Car les journalistes ont besoin d’histoires à raconter. Tout le temps. Et avec la gestion active, il y a toujours une histoire à raconter : les nouveaux fonds, les classements des fonds les plus performants depuis le début de l’année, les dernières tendances en matière de consommation.

Conclusion de Robin Powell :

Il existe une relation de symbiose entre l’industrie de la gestion active et les médias financiers. Ils ont besoin l’un de l’autre. La gestion active a besoin de l’oxygène de la publicité, les médias ont besoin du chiffre d’affaires publicitaire, et plus encore d’une alimentation permanente en histoires.

Je n’irai pas jusqu’à dire que tous les médias financiers sont partiaux. Il y a d’excellents journalistes.
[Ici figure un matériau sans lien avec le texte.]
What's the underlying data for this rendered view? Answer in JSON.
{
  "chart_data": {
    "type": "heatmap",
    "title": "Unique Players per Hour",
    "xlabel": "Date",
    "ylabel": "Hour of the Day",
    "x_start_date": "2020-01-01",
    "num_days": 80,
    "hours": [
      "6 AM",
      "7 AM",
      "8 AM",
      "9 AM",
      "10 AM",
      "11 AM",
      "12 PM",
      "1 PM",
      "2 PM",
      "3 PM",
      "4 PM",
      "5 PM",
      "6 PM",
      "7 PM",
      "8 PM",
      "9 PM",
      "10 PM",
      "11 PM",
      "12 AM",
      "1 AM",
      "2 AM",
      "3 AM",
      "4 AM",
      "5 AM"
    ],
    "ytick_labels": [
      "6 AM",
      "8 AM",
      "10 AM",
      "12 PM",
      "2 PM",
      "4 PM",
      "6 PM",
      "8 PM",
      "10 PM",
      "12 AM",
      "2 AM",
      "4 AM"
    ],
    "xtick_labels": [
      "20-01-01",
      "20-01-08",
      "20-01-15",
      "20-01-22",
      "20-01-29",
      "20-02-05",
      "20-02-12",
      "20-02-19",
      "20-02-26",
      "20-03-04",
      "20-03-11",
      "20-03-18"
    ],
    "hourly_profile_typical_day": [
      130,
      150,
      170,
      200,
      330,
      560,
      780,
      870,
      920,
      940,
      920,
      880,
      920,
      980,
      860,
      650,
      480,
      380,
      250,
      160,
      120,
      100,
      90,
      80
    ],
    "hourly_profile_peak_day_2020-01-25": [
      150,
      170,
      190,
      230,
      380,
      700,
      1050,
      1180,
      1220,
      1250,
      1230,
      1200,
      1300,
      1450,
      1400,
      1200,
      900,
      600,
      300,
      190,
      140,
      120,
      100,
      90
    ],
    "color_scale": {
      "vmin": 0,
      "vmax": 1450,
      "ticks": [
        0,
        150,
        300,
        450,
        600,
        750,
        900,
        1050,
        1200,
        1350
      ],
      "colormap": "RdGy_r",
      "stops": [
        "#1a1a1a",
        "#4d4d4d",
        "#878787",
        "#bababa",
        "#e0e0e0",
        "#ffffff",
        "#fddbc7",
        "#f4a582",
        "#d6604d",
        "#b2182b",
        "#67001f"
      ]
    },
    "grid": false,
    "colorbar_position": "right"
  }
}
Mais les investisseurs doivent avoir conscience de l’existence d’un conflit d’intérêts.

Les désarrois de l’investisseur quantitatif

Joe Wiggins, CFA, est mon l’éditeur de mon blog favori en matière de finance comportementale, Behavioural Investment.

La gestion quantitative a connu une exécrable année 2018, et il en profite pour se pencher sur les problèmes comportementaux que posent les fonds gérés quantitativement aux investisseurs (et notamment les sélectionneurs de fonds, population à laquelle Wiggins appartient) qui les détiennent, lesquels (problèmes) sont différents de ceux que peuvent poser les fonds gérés activement.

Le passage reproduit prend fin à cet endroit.